Answer
\[
\begin{array}{l}
-\vec{w}+\vec{v}=\left\langle\frac{\sqrt{2}+\sqrt{3}}{2}, \frac{-\sqrt{2}+1}{2}\right\rangle \\
\vec{w}+\vec{v}=\left\langle\frac{-\sqrt{2}+\sqrt{3}}{2}, \frac{\sqrt{2}+1}{2}\right.\rangle
\end{array}
\]
Work Step by Step
Let $\vec{v}=\langle a, b\rangle$ be a vector in 2 -space. The norm of this vector and the angle with respect to the positive $x$ axis are
\[
\begin{aligned}
&\sqrt{b^{2}+a^{2}}=\|\vec{v}\| \\
b / a=\tan \phi &
\end{aligned}
\]
respectively.

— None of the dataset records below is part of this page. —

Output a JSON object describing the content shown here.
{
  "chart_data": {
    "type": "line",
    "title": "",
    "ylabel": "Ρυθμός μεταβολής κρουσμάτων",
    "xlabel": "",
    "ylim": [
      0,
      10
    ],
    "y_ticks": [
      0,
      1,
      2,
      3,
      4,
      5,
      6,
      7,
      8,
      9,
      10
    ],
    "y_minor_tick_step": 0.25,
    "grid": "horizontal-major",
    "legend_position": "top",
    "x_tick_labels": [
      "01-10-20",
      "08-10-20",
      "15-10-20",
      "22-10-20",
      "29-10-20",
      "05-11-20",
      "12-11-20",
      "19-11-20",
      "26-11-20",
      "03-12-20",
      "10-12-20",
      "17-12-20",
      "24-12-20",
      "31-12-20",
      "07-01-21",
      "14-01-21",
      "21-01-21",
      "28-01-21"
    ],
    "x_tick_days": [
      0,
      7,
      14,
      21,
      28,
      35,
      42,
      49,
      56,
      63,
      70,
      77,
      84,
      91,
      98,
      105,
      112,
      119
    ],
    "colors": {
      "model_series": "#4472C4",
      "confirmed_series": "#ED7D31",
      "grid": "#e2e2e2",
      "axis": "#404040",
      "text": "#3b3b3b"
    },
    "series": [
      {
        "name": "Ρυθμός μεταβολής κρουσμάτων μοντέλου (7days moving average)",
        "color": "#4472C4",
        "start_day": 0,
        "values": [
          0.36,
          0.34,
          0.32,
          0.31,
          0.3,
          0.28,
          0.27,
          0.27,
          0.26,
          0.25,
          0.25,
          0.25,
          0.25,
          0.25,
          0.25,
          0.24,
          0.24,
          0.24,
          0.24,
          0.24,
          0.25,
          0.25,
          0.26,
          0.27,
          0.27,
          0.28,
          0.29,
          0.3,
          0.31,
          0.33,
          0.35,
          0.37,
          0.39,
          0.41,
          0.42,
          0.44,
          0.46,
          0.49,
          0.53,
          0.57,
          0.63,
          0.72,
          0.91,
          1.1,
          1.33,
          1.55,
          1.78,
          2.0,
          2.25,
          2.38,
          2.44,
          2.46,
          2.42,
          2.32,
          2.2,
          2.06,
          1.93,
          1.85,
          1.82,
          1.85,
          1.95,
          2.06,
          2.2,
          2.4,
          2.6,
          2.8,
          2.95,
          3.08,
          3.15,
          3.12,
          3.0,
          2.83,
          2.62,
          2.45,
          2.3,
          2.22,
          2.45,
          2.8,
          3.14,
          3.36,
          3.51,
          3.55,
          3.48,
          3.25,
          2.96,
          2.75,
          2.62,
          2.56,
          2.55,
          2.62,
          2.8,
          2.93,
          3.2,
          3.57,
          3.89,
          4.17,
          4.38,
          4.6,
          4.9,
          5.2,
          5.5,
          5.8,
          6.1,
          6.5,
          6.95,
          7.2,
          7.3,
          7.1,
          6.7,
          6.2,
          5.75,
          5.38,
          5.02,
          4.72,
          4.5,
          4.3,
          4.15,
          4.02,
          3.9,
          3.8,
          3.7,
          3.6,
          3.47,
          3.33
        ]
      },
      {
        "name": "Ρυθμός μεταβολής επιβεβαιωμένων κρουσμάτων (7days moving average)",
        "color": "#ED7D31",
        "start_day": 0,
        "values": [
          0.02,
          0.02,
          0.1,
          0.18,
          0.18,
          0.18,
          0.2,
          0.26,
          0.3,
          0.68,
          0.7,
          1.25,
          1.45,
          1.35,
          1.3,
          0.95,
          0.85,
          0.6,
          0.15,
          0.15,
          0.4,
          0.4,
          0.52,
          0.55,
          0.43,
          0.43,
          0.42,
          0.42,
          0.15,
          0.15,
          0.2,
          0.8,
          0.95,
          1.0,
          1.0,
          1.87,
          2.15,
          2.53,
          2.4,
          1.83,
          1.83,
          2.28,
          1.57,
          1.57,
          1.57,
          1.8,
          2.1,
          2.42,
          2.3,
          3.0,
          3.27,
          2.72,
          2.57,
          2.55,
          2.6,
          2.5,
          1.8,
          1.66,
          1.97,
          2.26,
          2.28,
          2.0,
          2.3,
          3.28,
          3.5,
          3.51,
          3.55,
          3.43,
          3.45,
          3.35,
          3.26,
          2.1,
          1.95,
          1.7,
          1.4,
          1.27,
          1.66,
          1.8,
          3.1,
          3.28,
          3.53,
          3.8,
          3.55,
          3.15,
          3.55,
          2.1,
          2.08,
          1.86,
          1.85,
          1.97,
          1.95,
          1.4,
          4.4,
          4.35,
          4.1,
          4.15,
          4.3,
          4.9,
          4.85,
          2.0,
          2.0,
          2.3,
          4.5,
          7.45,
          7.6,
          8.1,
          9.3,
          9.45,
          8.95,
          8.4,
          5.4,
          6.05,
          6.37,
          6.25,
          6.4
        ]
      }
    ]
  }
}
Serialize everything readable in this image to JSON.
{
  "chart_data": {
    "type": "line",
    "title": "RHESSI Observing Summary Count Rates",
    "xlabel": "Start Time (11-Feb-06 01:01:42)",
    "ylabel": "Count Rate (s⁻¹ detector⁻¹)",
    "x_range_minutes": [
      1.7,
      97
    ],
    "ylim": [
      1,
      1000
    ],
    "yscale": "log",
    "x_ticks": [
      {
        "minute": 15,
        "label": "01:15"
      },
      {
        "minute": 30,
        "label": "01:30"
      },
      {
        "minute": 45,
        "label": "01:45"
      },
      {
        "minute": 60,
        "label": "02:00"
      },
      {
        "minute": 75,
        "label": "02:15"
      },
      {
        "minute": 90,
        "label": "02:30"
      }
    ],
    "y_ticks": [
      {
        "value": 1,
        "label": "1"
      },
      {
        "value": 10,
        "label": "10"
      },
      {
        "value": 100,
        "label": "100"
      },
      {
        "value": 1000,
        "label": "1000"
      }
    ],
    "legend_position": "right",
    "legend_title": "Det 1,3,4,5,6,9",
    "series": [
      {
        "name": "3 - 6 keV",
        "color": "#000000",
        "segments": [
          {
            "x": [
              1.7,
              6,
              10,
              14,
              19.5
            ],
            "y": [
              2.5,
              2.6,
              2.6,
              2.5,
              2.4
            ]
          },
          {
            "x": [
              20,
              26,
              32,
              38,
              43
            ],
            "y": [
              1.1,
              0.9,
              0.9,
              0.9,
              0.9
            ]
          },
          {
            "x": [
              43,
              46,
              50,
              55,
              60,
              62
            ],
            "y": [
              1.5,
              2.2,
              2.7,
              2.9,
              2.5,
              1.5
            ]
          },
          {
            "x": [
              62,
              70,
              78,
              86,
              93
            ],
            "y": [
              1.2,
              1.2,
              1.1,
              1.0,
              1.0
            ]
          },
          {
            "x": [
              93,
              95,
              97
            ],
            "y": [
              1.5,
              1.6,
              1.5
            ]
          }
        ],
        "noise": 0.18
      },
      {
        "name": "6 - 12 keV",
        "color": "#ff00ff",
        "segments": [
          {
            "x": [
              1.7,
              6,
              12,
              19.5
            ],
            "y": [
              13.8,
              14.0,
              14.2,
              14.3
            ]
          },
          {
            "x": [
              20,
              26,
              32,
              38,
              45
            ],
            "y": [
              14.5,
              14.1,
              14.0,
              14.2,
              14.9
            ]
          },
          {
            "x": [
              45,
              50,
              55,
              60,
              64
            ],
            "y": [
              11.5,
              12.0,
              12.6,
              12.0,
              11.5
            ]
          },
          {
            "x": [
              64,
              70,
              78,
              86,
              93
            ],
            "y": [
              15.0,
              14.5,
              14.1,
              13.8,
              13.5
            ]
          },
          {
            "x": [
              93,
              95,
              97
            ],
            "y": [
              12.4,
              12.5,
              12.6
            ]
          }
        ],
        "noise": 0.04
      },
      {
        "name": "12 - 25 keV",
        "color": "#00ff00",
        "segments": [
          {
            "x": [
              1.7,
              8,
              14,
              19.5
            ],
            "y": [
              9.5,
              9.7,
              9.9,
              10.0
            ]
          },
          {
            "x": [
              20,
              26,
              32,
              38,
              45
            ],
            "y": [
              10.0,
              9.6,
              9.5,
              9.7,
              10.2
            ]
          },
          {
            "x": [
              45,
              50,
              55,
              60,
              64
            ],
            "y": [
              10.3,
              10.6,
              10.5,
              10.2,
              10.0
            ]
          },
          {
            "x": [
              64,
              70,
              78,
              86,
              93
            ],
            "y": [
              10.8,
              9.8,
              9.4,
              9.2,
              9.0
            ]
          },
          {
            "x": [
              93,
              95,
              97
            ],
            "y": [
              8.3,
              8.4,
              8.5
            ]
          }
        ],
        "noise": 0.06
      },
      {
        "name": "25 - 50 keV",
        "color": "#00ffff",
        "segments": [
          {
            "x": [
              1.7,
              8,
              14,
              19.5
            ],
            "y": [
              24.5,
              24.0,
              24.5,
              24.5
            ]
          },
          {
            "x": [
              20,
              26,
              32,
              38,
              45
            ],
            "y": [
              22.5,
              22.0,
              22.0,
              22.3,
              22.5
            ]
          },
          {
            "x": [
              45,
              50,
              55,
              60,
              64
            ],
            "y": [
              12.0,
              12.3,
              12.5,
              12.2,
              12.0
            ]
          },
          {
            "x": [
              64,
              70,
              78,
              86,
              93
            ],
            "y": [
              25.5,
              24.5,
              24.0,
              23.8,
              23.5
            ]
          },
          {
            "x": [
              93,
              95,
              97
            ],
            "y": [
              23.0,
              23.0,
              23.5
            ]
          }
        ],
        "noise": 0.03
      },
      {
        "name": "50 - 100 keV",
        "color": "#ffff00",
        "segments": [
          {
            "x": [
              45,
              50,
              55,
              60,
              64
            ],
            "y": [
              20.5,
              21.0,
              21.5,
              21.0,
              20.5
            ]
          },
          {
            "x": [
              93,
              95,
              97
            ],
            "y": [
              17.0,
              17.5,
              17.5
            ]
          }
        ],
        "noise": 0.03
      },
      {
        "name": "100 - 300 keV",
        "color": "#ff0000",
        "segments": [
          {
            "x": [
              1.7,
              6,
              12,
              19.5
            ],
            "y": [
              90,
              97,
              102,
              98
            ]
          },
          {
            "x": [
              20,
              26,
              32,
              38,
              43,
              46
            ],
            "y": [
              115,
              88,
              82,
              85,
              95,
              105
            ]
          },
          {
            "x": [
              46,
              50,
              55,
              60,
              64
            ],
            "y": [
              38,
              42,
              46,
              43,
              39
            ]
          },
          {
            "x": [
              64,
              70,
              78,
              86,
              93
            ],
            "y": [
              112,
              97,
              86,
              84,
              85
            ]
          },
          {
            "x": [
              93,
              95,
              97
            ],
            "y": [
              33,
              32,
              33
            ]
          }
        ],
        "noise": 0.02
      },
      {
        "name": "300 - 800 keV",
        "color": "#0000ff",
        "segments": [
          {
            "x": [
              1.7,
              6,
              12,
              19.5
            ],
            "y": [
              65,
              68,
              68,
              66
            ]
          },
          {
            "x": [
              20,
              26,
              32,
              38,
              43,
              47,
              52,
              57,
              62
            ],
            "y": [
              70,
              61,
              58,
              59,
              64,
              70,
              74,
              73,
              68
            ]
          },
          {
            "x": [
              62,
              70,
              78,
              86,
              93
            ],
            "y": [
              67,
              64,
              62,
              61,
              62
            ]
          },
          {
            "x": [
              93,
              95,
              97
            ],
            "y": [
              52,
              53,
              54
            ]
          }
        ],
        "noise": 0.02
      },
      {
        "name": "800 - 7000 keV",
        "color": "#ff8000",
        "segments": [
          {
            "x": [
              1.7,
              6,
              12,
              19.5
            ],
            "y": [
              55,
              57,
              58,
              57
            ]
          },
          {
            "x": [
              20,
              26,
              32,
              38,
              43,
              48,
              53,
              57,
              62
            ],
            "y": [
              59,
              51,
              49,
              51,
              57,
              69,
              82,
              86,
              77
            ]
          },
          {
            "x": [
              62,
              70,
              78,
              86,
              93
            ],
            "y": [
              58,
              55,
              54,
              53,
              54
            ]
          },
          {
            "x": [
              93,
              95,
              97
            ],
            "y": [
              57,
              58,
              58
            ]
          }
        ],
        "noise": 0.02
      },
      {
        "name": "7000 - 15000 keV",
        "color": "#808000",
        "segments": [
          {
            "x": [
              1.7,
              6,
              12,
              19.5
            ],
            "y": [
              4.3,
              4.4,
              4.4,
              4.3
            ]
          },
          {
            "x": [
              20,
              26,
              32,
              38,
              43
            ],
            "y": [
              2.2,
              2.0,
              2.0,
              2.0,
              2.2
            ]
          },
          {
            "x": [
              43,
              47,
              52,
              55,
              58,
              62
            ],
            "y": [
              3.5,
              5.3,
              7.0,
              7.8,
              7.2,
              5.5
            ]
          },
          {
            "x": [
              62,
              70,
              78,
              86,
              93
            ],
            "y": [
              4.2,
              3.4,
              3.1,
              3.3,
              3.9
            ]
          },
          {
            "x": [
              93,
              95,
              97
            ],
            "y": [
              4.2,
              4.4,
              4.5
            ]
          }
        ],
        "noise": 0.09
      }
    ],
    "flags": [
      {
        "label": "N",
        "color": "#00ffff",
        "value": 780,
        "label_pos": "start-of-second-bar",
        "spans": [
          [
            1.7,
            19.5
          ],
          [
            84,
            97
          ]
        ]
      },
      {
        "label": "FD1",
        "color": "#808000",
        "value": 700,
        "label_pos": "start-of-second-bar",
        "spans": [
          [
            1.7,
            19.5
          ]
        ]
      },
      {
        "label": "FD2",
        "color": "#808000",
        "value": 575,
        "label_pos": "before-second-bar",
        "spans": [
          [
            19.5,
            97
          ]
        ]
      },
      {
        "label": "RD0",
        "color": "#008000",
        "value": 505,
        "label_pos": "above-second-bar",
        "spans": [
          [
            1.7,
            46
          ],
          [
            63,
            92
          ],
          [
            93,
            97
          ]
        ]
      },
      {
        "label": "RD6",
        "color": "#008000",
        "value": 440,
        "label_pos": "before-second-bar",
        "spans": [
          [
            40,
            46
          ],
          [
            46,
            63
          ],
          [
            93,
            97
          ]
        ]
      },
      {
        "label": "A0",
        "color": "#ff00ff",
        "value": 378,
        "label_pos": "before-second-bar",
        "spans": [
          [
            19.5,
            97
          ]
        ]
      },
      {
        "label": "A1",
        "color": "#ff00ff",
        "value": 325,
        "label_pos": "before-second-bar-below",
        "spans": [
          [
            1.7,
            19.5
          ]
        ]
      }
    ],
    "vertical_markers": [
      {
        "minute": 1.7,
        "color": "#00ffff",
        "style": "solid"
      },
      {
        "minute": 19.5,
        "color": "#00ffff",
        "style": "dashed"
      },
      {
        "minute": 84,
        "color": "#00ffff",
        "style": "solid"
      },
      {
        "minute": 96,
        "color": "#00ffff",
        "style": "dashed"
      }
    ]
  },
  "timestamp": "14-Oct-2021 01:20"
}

So
\[
\quad \|\vec{v}\| \sin \phi=b, \|\vec{v}\| \cos \phi=a
\]
and $\vec{v}$ can be written as
\[
\vec{v}=\langle a, b\rangle=\|\vec{v}\|\langle\cos \phi, \sin \phi\rangle
\]
So:
\[
\begin{array}{l}
\vec{v}=\|\vec{v}\|\langle\cos (\pi / \phi), \sin (\pi / 6)\rangle=\left\langle\frac{\sqrt{3}}{2}, \frac{1}{2}\right\rangle \\
\vec{w}=\|\vec{w}\|\left\langle\cos \left(\frac{3 \pi}{4}\right), \sin \left(\frac{3 \pi}{4}\right)\right\rangle=\left\langle-\frac{\sqrt{2}}{2}, \frac{\sqrt{2}}{2}\right\rangle
\end{array}
\]
The components of $-\vec{w}+\vec{v}$ and $\vec{w}+\vec{v}$ are
\[
\begin{array}{l}
\vec{w}+\vec{v}=\left\langle-\frac{\sqrt{2}}{2}, \frac{\sqrt{2}}{2}\right\rangle+\left\langle\frac{\sqrt{3}}{2}, \frac{1}{2}\right\rangle=\left\langle\frac{-\sqrt{2}+\sqrt{3}}{2}, \frac{\sqrt{2}+1}{2}\right\rangle \\
-\vec{w}+\vec{v}=-\left\langle-\frac{\sqrt{2}}{2}, \frac{\sqrt{2}}{2}\right\rangle+\left\langle\frac{\sqrt{3}}{2}, \frac{1}{2}\right\rangle=\left\langle\frac{\sqrt{2}+\sqrt{3}}{2}, \frac{-\sqrt{2}+1}{2}\right\rangle
\end{array}
\]